In the past year alone, foreclosures in Brooklyn and Queens have doubled, says Jessica Davis, president of Profiles Publications Inc., which tracks foreclosure records in the city. Most of the sub-prime mortgages made in the last half of 2006 and the early part of 2007 were made in neighborhoods like Bushwick and Bedford-Stuyvesant, Davis said. Those are the same neighborhoods that were initially targeted by the PACE program, and Davis says that is where many borrowers are defaulting on their loans. “The last market to get hot is usually the first market to go bust,” she said.
“There is always predatory lending and some of this crisis comes from that. The banks are greedy and the mortgage companies are greedy, there is no question about that,” Davis added. “But also there are people who want a mortgage so badly that they get into something that they can’t afford because they don’t know any better.”
Those are the problems PACE has been addressing over the past two years, says Carbine. His agency has been putting at-risk borrowers in touch with non-profit groups that provide financial education and advice and often referring them to legal counsel.

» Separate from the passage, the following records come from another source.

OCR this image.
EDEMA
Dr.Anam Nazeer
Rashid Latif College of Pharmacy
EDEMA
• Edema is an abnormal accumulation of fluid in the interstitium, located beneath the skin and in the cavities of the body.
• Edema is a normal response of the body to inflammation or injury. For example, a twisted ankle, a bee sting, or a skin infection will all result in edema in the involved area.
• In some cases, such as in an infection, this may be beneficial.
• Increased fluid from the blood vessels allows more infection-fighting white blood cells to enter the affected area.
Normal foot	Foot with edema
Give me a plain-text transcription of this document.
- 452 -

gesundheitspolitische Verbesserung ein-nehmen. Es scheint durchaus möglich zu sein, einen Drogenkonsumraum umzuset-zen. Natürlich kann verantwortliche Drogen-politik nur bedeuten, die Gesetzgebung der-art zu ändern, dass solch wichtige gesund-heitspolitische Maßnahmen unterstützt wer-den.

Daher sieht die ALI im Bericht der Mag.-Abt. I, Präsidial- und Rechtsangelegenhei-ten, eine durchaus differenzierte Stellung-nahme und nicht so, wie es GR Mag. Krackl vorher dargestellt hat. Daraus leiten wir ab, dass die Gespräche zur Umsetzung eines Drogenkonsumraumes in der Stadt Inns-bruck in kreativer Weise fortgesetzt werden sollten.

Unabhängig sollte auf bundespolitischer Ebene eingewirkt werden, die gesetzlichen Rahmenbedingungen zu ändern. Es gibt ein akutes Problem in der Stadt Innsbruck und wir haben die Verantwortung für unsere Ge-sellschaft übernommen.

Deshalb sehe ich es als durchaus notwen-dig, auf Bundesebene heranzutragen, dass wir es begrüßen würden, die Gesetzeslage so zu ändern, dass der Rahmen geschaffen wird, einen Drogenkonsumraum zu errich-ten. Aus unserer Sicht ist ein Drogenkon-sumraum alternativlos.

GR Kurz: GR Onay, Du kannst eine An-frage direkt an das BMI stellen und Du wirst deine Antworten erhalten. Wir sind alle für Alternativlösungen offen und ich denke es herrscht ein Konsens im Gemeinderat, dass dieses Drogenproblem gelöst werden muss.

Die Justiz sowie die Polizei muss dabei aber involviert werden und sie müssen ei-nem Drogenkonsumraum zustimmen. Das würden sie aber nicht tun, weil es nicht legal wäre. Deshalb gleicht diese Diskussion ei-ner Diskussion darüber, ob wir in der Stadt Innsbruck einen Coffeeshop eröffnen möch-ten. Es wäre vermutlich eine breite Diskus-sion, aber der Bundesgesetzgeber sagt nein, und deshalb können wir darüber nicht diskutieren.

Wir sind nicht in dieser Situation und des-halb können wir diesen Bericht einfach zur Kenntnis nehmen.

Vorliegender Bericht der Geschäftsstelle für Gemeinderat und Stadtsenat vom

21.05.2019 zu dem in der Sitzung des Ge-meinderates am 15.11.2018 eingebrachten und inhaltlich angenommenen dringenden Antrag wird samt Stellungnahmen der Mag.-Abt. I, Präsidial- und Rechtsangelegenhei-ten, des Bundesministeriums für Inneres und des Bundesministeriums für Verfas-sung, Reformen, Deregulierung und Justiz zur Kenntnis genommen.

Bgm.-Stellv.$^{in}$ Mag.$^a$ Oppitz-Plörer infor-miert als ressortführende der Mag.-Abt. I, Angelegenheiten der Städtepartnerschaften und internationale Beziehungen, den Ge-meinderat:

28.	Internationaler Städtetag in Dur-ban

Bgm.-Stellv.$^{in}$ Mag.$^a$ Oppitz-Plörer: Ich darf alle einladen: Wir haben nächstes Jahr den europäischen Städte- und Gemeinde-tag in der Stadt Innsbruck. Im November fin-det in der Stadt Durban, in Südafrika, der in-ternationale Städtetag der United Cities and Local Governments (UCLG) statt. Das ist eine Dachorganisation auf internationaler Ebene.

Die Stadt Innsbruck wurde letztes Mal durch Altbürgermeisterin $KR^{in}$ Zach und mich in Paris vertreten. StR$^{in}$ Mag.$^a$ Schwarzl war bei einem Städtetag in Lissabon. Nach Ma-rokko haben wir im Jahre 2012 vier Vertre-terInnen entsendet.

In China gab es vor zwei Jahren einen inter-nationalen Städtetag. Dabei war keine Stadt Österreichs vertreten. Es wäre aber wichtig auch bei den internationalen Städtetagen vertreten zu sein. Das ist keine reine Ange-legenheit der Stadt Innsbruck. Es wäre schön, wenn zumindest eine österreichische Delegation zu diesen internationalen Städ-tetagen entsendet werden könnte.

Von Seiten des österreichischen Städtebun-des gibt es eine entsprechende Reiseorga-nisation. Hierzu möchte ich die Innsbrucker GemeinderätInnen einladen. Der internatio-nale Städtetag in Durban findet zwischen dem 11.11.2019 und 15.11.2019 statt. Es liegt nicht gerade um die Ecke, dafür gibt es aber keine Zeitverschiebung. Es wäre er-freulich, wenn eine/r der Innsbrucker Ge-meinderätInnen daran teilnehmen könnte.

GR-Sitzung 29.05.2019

“Originally we were worried about lenders who were purposefully defrauding people who didn’t have a lot of knowledge or experience with mortgages, and there were all sorts of nasty tricks that lenders were playing to get people’s property away from them,” Carbine said. “In the mean time, the sub-prime market expanded exponentially, so now we are dealing with people who were not defrauded, but are still at risk of losing their homes.”
In addition to connecting borrowers with counseling and legal services, Carbine says HPD also works with nonprofits and financial institutions to get lenders and borrowers to work out a deal whereby the homeowners can make up for their missed payments, get back on track and keep their homes.
“The goal here is very straightforward,” Carbine said. “We want to keep people in their homes if there is anyway to do that reasonably. Generally speaking it is in the interest of the lenders to work out a deal with the borrower, but at the end of the day they want their money, so sometimes they work out a deal and sometimes they don’t.”
Ludwig says policy changes at the state level could prevent the crisis from getting any worse. This year New Yorkers for Responsible Lending, a statewide coalition of advocacy groups that supports fair and affordable financial services, drafted the Responsible Lending Act to promote just that sort of policy shift. The Act, which was introduced in the Assembly shortly before the end of its last session, would give mortgage brokers and lenders a legal obligation to represent the interests of borrowers. Further, the Act would force full disclosure of all loan costs – including insurance and taxes – to the borrower. It would also require lenders to ensure that a mortgage is affordable for the life of the loan, and impose financial penalties on brokers and lenders who don’t follow the rules.